Mesmo ausente da cúpula do G20, Putin deixou claro que sua influência é incontestável

Reunião terminou com documento condenando a guerra, mas sem citar nominalmente a Rússia como agressora

  • Por Marcelo Favalli
  • 12/09/2023 14h39
PAVEL BEDNYAKOVSPUTNIK/KREMLIN/EFE/EPA Vladimir Putin está em visita ao Extremo Oriente, onde participará na EEF 2023 Vladimir Putin tem evitado viagens para países signatários do Tribunal Penal Internacional

O ministro russo das Relações Exteriores, Serguei Lavrov, passou a fazer as vezes de vice-presidente, cargo que, aliás, não existe na Rússia. O chanceler tem representado Vladimir Putin em encontros internacionais que a Rússia considera relevante. Antes do G20, na Índia, no segundo fim de semana de setembro, Lavrov falou em nome do presidente no encontro dos Brics, na África do Sul, em agosto. Existe um mandado de prisão contra Putin emitido pelo Tribunal Penal Internacional. O líder russo foi condenado por tráfico de crianças na invasão à Ucrânia. Para evitar algum tipo de crise diplomática — porque cabe cada país signatário do TPI executar a ordem de captura —, Putin não tem saído da Rússia. Em termos de decisões políticas, ele não precisa. Sua influência precede a presença. Prova disso é o parágrafo da resolução assinada pelos presentes no G20.

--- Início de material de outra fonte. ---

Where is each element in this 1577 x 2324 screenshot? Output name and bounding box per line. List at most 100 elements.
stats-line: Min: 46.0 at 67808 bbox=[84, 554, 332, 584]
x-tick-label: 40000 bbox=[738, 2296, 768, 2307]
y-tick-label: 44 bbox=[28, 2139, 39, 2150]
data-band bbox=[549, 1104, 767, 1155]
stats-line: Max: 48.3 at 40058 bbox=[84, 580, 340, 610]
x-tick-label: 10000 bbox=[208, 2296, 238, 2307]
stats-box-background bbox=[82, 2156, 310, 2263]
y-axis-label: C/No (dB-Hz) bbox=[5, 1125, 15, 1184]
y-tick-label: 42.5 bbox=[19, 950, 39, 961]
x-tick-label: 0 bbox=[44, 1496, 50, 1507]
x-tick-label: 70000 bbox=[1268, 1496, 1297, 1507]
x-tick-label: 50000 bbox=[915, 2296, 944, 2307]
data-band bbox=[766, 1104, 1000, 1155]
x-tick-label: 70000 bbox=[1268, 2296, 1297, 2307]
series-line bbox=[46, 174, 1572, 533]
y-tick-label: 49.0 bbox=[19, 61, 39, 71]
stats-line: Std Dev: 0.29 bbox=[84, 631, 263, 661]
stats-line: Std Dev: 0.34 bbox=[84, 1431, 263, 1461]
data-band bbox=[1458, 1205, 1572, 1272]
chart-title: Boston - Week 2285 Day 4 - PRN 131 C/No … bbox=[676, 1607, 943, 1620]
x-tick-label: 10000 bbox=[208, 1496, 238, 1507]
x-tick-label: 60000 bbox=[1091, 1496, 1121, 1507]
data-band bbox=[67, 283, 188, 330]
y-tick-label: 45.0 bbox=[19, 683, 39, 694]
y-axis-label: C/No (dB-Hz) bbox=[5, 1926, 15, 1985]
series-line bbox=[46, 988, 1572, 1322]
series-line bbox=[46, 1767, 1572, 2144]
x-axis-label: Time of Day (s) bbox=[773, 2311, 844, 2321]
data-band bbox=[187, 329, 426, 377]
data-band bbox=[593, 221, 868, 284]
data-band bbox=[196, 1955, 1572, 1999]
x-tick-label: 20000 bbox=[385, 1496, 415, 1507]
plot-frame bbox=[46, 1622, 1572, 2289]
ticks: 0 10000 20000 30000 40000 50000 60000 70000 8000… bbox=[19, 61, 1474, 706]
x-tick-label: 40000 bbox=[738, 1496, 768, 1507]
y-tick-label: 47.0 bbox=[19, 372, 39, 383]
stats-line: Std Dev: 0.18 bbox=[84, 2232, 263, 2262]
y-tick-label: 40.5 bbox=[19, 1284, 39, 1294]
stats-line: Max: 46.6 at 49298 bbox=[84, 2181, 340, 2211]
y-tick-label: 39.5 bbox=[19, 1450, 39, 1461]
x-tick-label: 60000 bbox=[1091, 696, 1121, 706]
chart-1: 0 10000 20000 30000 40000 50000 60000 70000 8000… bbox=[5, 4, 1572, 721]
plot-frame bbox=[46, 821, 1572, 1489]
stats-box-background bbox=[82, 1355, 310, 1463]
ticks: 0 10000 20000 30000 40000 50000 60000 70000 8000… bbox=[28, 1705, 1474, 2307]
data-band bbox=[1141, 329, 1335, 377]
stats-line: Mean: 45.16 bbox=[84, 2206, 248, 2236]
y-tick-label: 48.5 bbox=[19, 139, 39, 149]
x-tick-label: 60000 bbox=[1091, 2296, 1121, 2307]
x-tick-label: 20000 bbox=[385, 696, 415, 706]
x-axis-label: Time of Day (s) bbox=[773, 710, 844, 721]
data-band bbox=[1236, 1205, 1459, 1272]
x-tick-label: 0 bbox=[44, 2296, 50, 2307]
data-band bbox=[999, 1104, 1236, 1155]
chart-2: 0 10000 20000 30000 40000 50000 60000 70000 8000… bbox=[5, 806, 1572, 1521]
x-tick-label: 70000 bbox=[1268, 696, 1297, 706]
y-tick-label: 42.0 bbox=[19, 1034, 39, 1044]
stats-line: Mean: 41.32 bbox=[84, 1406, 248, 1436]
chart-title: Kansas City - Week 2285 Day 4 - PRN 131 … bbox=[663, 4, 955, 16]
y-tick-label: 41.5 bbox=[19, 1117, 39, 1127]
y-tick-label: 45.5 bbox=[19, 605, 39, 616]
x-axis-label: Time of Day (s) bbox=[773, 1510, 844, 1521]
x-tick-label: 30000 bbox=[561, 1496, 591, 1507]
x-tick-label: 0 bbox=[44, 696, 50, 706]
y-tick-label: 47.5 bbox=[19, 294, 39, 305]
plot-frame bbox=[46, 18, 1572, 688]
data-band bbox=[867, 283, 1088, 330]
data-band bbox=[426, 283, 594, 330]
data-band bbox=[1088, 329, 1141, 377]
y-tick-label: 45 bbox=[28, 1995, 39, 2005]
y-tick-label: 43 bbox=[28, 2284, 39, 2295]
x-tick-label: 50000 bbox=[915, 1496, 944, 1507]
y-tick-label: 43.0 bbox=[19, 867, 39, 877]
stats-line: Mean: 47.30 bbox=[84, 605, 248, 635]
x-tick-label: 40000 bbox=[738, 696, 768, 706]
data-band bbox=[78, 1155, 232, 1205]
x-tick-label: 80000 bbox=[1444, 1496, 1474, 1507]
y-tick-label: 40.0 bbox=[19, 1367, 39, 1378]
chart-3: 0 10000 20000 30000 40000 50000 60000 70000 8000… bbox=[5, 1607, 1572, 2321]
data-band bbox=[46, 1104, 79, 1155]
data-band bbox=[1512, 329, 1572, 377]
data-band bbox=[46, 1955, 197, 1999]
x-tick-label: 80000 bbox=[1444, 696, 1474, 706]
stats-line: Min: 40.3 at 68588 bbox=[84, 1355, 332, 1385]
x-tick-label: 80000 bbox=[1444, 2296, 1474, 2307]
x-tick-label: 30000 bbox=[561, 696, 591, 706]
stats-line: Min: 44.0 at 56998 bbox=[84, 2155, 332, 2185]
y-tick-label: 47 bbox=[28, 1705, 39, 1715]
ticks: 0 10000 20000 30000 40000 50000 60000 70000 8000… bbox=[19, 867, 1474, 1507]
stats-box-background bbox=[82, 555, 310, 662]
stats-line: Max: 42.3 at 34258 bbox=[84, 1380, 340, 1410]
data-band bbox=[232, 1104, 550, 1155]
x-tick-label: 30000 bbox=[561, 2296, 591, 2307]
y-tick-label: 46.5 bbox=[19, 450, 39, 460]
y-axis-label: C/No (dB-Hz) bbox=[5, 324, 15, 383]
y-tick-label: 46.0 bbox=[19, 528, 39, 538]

Quando a cúpula tratou da guerra, que já passou de um ano e meio, a carta final se apoiou em eufemismos e obviedades para poupar as potências de ter de condenar um dos seus pares. O texto que encerrou a reunião traz a seguinte frase: “Abster-se da ameaça ou do uso da força para procurar a aquisição territorial, contra a integridade territorial, soberania ou independência política de qualquer Estado”. Nada de novo. Todos os presentes em Nova Delhi corroboram a carta dos Direitos Humanos das Nações Unidas. Na lista de compromissos que baliza a ONU desde 1948, está o pacto dos Estados respeitarem a soberania alheia. A resolução que concluiu o G20 de 2023 ainda desaprova o uso de armas nucleares, menciona o sofrimento humano causado por conflitos e tenta limpar a própria barra, lembrando que aquele encontro dos países industrializados tem objetivos econômicos e pautas de desenvolvimento e preservação. Questão bélicas devem ser tratadas no Conselho de Segurança, na qual a Rússia é membro permanente, com poder de veto a qualquer decisão desfavorável e ela mesma.

Na linguagem diplomática, muitas vezes a forma diz mais que o conteúdo. O G20 da Índia teve como anfitrião o presidente Narendra Modi, que vai enfrentar nova eleição ano que vem, assim como Vladimir Putin, diga-se de passagem. Em comum, os dois estão calçados em discursos nacionalistas. O elo entre eles são alianças econômicas ampliadas justamente devido à guerra. Com o Ocidente fechando a porta para Moscou, dois gigantes — China e Rússia — passaram a consumir o excedente de combustível e alimento que sobrou na Rússia, com os embargos impostos por Estados Unidos, Canadá, Reino Unido e União Europeia. Neste momento delicado, politicamente falando, e tão vantajoso — economicamente falando —, Narendra Modi não iria entrar em desacordo com o Kremlin. O fiel escudeiro e chanceler Serguei Lavrov disse, antes de voltar para casa, que o G20 na Índia tinha sido um “sucesso incondicional”. Mesmo ausente, Putin se fez muito presente.

Existe uma regra não escrita nas relações internacionais: países não têm amigos. Países têm interesses. Por causa dos interesses, constituem aliados. E os aliados mudam conforme mudam os interesses. A explicação se encaixa perfeitamente na situação atual do G20. Reparem que, na edição passada do encontro dos 20 Estados mais industrializados do mundo, a ata da reunião condenava — explicitamente — a Rússia pela invasão à vizinha Ucrânia. A cúpula anterior foi em Bali, na Indonésia, cuja relação com a Rússia é bem mais distante. Depois de olharmos o que aconteceu ano passado e este ano, fica a pergunta: como será o texto final do G20 de 2024, que terá o Brasil do presidente Lula como cabeça de chave?

*Esse texto não reflete, necessariamente, a opinião da Jovem Pan.